A few weeks ago, the fate of "The Dark Tower" adaptation was up in the air. Warner Brothers was kicking around the idea of having Russell Crowe headline it, but first, the studio needed to decide if it wanted to go ahead with the project at all. That decision how now been made, and it's bad news for Stephen King fans, as it has passed on the idea altogether.
While the studio did not officially state its reasons, it's possible it balked at the hugely ambitious project, which is being pitched by producers Brian Glazer and Ron Howard as a sprawling, multi-media event. Not only would it encompass a trio of films, but also a couple of mini-series in order to deliver the breadth of King's seven part novel.
Such an investment and financial commitment would involve a huge risk for any studio, especially since it would likely carry an R-rating in order to remain faithful to the source material. Universal already passed on the project last year, which is how it ended up at Warner Brothers, who had been mulling the project over for months.
While this isn't a death blow to the project--Howard and Glazer can now shop it to other suitors--it is a bit of a stumbling block. The project is unlike anything ever conceived, and, even in this age where studios are looking to set up franchises, this seems like a huge risk.

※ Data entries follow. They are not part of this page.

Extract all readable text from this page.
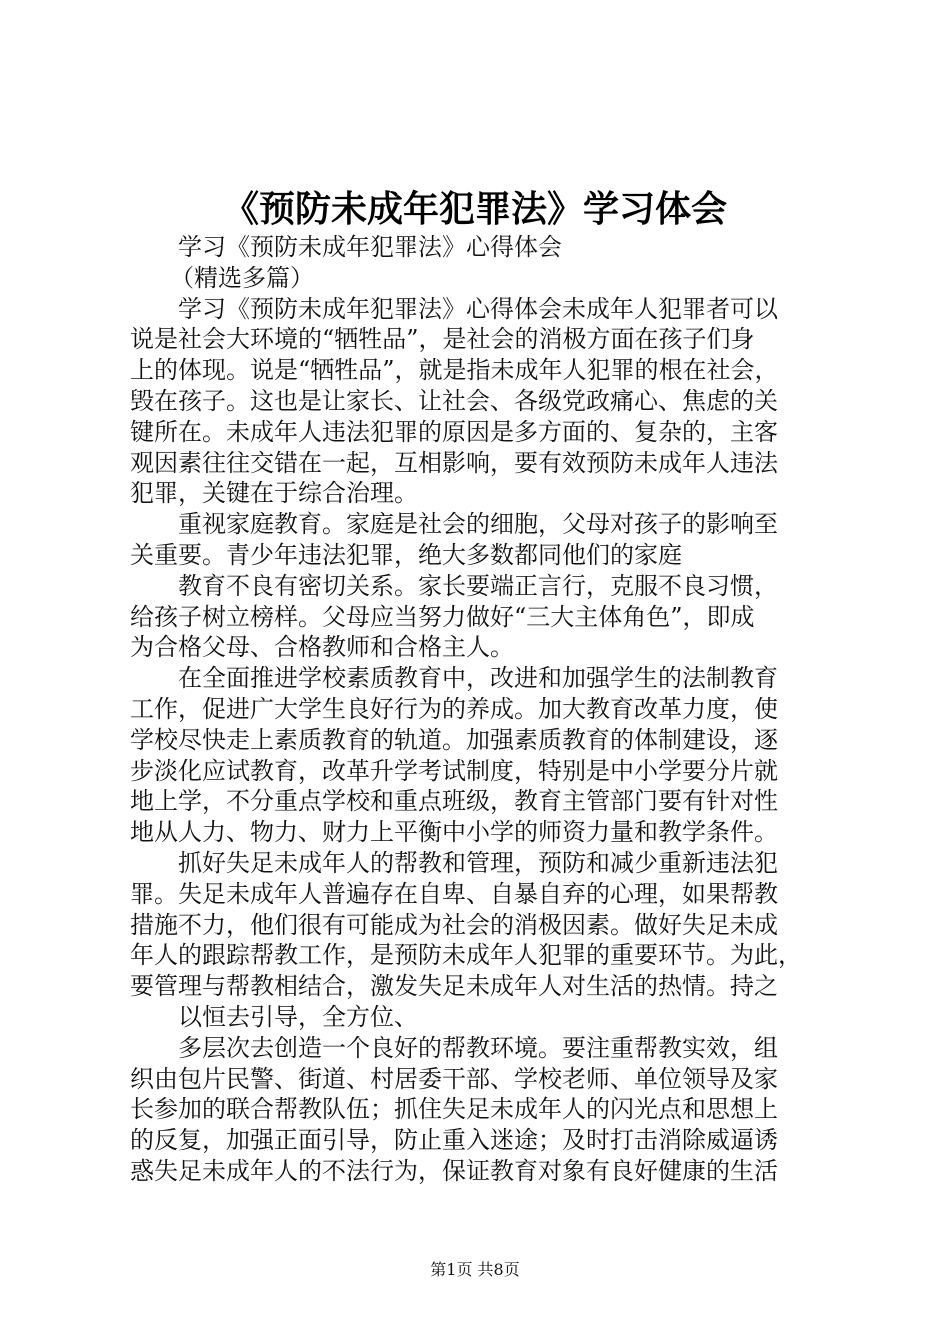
《预防未成年犯罪法》学习体会
学习《预防未成年犯罪法》心得体会
（精选多篇）
学习《预防未成年犯罪法》心得体会未成年人犯罪者可以
说是社会大环境的“牺牲品”，是社会的消极方面在孩子们身
上的体现。说是“牺牲品”，就是指未成年人犯罪的根在社会，
毁在孩子。这也是让家长、让社会、各级党政痛心、焦虑的关
键所在。未成年人违法犯罪的原因是多方面的、复杂的，主客
观因素往往交错在一起，互相影响，要有效预防未成年人违法
犯罪，关键在于综合治理。
重视家庭教育。家庭是社会的细胞，父母对孩子的影响至
关重要。青少年违法犯罪，绝大多数都同他们的家庭
教育不良有密切关系。家长要端正言行，克服不良习惯，
给孩子树立榜样。父母应当努力做好“三大主体角色”，即成
为合格父母、合格教师和合格主人。
在全面推进学校素质教育中，改进和加强学生的法制教育
工作，促进广大学生良好行为的养成。加大教育改革力度，使
学校尽快走上素质教育的轨道。加强素质教育的体制建设，逐
步淡化应试教育，改革升学考试制度，特别是中小学要分片就
地上学，不分重点学校和重点班级，教育主管部门要有针对性
地从人力、物力、财力上平衡中小学的师资力量和教学条件。
抓好失足未成年人的帮教和管理，预防和减少重新违法犯
罪。失足未成年人普遍存在自卑、自暴自弃的心理，如果帮教
措施不力，他们很有可能成为社会的消极因素。做好失足未成
年人的跟踪帮教工作，是预防未成年人犯罪的重要环节。为此，
要管理与帮教相结合，激发失足未成年人对生活的热情。持之
以恒去引导，全方位、
多层次去创造一个良好的帮教环境。要注重帮教实效，组
织由包片民警、街道、村居委干部、学校老师、单位领导及家
长参加的联合帮教队伍；抓住失足未成年人的闪光点和思想上
的反复，加强正面引导，防止重入迷途；及时打击消除威逼诱
惑失足未成年人的不法行为，保证教育对象有良好健康的生活
第1页 共8页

A glimmer of hope has emerged in the form of Media Rights Capital, as Deadline is reporting that the production house has entered talks to finance the project in the wake of this news.
Not all is lost for King fans, however, as WB still has both "It" and "The Stand" in development. Cary Fukunaga is set to helm a two-part adaptation of the former, while Ben Affleck has been attached to the latter. Of course, the studio has also shown interest in having Affleck direct its Justice League film as well, so even "The Stand" might be on shaky ground.
Even if those two films do make it to theaters, though, it's a bit of a shame that they won't be able to intertwine with "The Dark Tower"; King's epic series features numerous references to his own universe, and it would have been a boon to see all of these projects in development under the same roof.